A Public Health Juggernaut By Stephanie Perniciaro
I was interested in helping with the COVID-19 response, so I joined a pop-up research collective during which we spent a feverish few weeks designing, refining and developing interactive apps for two different modeling systems. Our goal was to answer questions about COVID-19 testing, preparedness, cases, hospital resource needs and possible effects of social distancing on viral transmission.
Being involved in this interdisciplinary juggernaut has been exhausting, but it also has been inspiring and boundary breaking. We’re working across different universities, time zones, countries, research interests and career levels, but somehow it all comes together. My niche in this community has involved consultation with Yale New Haven Hospital, the Connecticut Department of Public Health, the City of New Haven, and the Maine Department of Health and Human Services.
I’ve worked with a few teams to gather the data we need to better inform future iterations of our models, designing survey questions to assess the physical, mental and operational health of hospital workers.

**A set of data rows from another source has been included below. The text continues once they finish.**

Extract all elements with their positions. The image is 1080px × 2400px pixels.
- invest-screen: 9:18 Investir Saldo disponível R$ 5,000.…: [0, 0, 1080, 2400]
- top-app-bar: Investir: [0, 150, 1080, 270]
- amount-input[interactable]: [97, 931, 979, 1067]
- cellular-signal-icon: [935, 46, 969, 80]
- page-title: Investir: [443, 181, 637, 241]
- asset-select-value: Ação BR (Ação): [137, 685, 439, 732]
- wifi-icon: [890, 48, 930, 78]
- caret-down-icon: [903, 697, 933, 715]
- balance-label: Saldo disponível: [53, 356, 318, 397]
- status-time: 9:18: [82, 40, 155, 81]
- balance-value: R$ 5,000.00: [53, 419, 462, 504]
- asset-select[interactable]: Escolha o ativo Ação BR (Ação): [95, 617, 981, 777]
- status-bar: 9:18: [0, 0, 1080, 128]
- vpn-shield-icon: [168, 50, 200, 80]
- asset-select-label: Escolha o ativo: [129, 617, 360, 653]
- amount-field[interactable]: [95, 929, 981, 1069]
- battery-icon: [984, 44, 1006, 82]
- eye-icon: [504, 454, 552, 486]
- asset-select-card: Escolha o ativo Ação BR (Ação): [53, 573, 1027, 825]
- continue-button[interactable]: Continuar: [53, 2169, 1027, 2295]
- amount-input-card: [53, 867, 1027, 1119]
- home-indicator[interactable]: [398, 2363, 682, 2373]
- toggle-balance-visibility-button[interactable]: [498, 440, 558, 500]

My personal outreach efforts have included running our model projections for technically inclined friends in Germany and Louisiana, providing a Q&A web conference for a housing collective in Germany and, like many of us, fielding numerous calls from friends and relatives.
It has been humbling and at times trying to tailor our outputs to so many parties with specific interests, but it also has been gratifying to feel that our work is immediately needed, and that the data we provide is helping policymakers make informed decisions that will save lives and keep people as healthy as possible.
Stephanie Perniciaro is a first-year postdoctoral fellow in the Department of Epidemiology of Microbial Diseases.